Most of the studies have been restricted to either air-conditioned buildings or buildings with one zone [
34] and the knowledge of the impact of building form on energy consumption of the naturally ventilated buildings is rare, especially for residential buildings and in hot humid climate. Bre et al. [
35] conducted a residential building design optimisation where some rooms are mechanically ventilated, while some are naturally ventilated. In their study, a typical residential building in Argentina was selected for the case study and, as per the overall results, solar absorptance of external walls, thermal transmittance of externals walls, orientation and window area fraction for natural ventilation were considered as the important factors for reducing the cooling demand.

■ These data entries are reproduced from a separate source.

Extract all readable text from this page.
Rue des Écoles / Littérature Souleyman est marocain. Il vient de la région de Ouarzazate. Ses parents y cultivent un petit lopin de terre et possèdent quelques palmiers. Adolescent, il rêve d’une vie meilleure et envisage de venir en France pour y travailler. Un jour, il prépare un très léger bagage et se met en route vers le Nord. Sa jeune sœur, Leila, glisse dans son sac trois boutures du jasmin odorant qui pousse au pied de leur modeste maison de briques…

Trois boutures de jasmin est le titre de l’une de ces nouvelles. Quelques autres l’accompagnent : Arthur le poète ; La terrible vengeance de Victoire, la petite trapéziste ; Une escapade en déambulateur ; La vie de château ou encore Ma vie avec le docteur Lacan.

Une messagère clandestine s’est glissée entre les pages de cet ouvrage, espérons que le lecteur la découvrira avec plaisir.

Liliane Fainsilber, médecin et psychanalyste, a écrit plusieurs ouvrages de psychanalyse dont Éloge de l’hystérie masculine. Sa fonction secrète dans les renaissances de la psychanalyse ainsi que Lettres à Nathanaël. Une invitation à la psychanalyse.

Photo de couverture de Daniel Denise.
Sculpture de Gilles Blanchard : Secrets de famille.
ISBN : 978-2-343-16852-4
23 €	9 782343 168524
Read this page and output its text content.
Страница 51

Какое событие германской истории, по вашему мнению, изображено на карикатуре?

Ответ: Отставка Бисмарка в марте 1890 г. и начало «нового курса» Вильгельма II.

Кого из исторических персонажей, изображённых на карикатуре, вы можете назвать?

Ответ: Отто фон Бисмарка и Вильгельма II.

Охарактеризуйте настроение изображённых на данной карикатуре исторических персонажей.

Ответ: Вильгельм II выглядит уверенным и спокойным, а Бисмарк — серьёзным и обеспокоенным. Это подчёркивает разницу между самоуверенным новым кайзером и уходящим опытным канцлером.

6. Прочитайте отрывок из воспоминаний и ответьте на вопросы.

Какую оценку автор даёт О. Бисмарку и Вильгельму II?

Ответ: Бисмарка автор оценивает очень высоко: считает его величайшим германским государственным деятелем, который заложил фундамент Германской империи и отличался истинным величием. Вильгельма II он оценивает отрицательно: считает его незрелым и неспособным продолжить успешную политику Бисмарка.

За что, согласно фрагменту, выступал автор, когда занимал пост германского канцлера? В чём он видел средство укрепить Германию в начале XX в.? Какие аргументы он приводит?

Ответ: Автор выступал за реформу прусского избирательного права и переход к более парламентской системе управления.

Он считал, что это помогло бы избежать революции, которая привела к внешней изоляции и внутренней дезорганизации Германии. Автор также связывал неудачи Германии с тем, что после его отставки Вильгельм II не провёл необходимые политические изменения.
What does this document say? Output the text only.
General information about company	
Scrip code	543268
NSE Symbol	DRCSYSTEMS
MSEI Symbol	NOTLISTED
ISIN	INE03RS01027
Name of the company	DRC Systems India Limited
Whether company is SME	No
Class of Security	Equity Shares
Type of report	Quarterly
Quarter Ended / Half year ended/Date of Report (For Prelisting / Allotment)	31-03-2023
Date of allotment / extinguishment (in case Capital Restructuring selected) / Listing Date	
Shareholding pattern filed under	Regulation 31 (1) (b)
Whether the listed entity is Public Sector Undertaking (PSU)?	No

However, in those previous works, the effect of building shape, WWR, orientation and the zones in residential buildings in hot and humid climate have not been sufficiently discussed. Further, the available studies on tropical residential buildings have not considered the effect of zone sizes or the locations. Furthermore, in most of the studies, the lighting energy demand of the residential buildings is neglected and the total energy demand is considered. Considering the effect of building envelope characteristics on the artificial lighting requirement, it is necessary to identify the effect on lighting energy separately. Given the lack of studies on the naturally ventilated residential buildings, our study aims to investigate the effect of shape, orientation and WWR on the lighting energy requirement and the thermal comfort of naturally ventilated houses, while giving a special emphasis on the zone sizes and the zone locations of the houses.
Hence this study is based on two research questions: (a) what is the effect of shape, zones, orientation and WWR on the lighting energy requirement of naturally ventilated residential buildings and (b) what is the effect of shape, zones, orientation and WWR on the thermal comfort of naturally ventilated residential buildings?